Terror groups raise funds through drugs: DEA
ISRAEL: Nearly half of the 42 groups considered by the United
States to be terror organisations fund their activities through drug
trafficking, a top US official said in Israel.
The Drug Enforcement Administration's Michael Braun told a conference
on "The Global Impact of Terrorism", organised by the International
Institute for Counter-Terrorism, that the DEA "linked 18 of the 42
officially designated Foreign Terrorist Organisations (FTO) to drug
trafficking activities of some sorts."
The DEA's assistant administrator, chief of operations, told
delegates the phenomenon was due to the fact that state support for
terrorism had receded, and that terror organisations - Al-Qaeda in
particular - have "shifted from a corporate structure to a franchise
structure."
Braun said nothing was more profitable than drugs in raising cash for
such groups.
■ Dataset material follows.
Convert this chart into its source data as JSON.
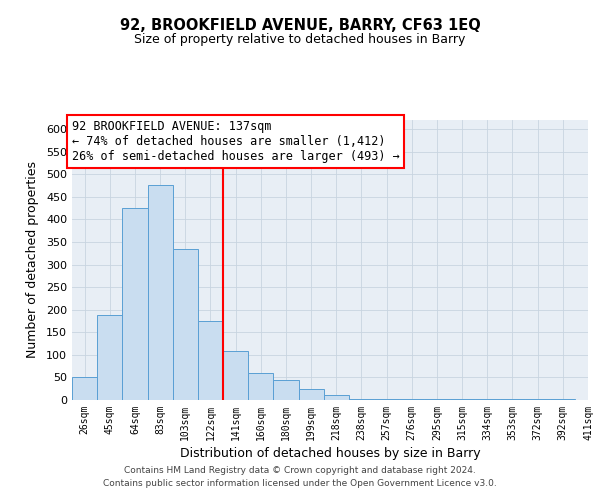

The United Nations estimates that narcotics trafficking is
worth 322 billion dollars annually across the globe, and 65 billion
dollars alone in the United States, according to federal figures.
The Revolutionary Armed Forces of Colombia (FARC) are "the case study
of this evolution," Braun said. According to the DEA, the group's
drugs-related activities bring in between 500 million and a billion
dollars annually, making it as much a drugs cartel as a terror
organisation.
"That's what the Taliban are doing now in Afghanistan," Braun added.
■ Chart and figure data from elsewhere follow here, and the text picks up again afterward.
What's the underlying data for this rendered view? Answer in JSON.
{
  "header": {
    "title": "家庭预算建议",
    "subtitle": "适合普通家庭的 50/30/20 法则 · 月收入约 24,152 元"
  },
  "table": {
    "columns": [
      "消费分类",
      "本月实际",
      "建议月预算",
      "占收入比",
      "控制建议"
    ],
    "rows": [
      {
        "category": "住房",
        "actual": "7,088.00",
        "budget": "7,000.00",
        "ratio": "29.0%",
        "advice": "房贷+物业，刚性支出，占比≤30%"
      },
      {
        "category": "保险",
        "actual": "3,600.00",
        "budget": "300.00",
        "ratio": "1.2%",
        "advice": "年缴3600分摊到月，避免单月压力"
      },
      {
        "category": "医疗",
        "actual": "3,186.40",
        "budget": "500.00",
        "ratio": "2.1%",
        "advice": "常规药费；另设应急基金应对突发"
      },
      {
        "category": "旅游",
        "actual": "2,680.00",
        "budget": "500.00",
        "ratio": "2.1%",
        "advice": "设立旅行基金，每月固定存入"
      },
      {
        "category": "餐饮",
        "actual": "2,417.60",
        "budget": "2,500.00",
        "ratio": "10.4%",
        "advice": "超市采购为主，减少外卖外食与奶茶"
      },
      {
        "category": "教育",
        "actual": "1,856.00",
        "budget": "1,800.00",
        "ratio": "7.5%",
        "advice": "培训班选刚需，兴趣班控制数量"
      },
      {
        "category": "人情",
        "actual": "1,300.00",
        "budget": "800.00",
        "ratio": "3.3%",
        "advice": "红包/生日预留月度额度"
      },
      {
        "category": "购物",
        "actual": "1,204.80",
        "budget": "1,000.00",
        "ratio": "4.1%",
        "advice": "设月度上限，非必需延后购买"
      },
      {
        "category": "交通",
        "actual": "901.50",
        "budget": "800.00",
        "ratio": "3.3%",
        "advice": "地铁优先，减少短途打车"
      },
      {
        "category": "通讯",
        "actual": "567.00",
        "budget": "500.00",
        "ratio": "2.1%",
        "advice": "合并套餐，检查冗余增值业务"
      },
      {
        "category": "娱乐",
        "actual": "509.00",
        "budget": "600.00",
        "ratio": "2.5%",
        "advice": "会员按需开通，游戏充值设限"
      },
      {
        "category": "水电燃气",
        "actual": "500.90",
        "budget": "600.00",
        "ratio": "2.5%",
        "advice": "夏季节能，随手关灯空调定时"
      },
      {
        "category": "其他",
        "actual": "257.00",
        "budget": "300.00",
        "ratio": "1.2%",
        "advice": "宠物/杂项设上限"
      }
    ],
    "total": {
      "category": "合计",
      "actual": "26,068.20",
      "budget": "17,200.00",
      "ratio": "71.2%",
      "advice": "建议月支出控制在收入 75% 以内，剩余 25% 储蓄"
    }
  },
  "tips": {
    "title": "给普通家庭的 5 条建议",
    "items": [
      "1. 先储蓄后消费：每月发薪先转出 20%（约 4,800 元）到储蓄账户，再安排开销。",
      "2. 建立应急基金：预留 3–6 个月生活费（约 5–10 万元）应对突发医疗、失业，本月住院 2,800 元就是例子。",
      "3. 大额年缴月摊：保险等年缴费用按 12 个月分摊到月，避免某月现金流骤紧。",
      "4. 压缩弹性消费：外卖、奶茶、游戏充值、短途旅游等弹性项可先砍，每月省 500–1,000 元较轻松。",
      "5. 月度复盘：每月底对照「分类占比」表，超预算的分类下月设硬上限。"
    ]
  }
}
"They are taxing farmers, but we have indications that they started
providing security. That's what happened to the FARC 15 years ago."
The DEA Internet website says Braun, a former US Marine who served in
Vietnam, heads the agency's worldwide drug enforcement operations across
the United States and in 58 countries.
"We'll have to deal with more and more hybrid" organisations in the
future, Braun told the conference in the Tel Aviv suburb of Herzliya.
"When your job takes you to the swamps to hunt snakes, you can end up
taking crocs too - they live in the same place."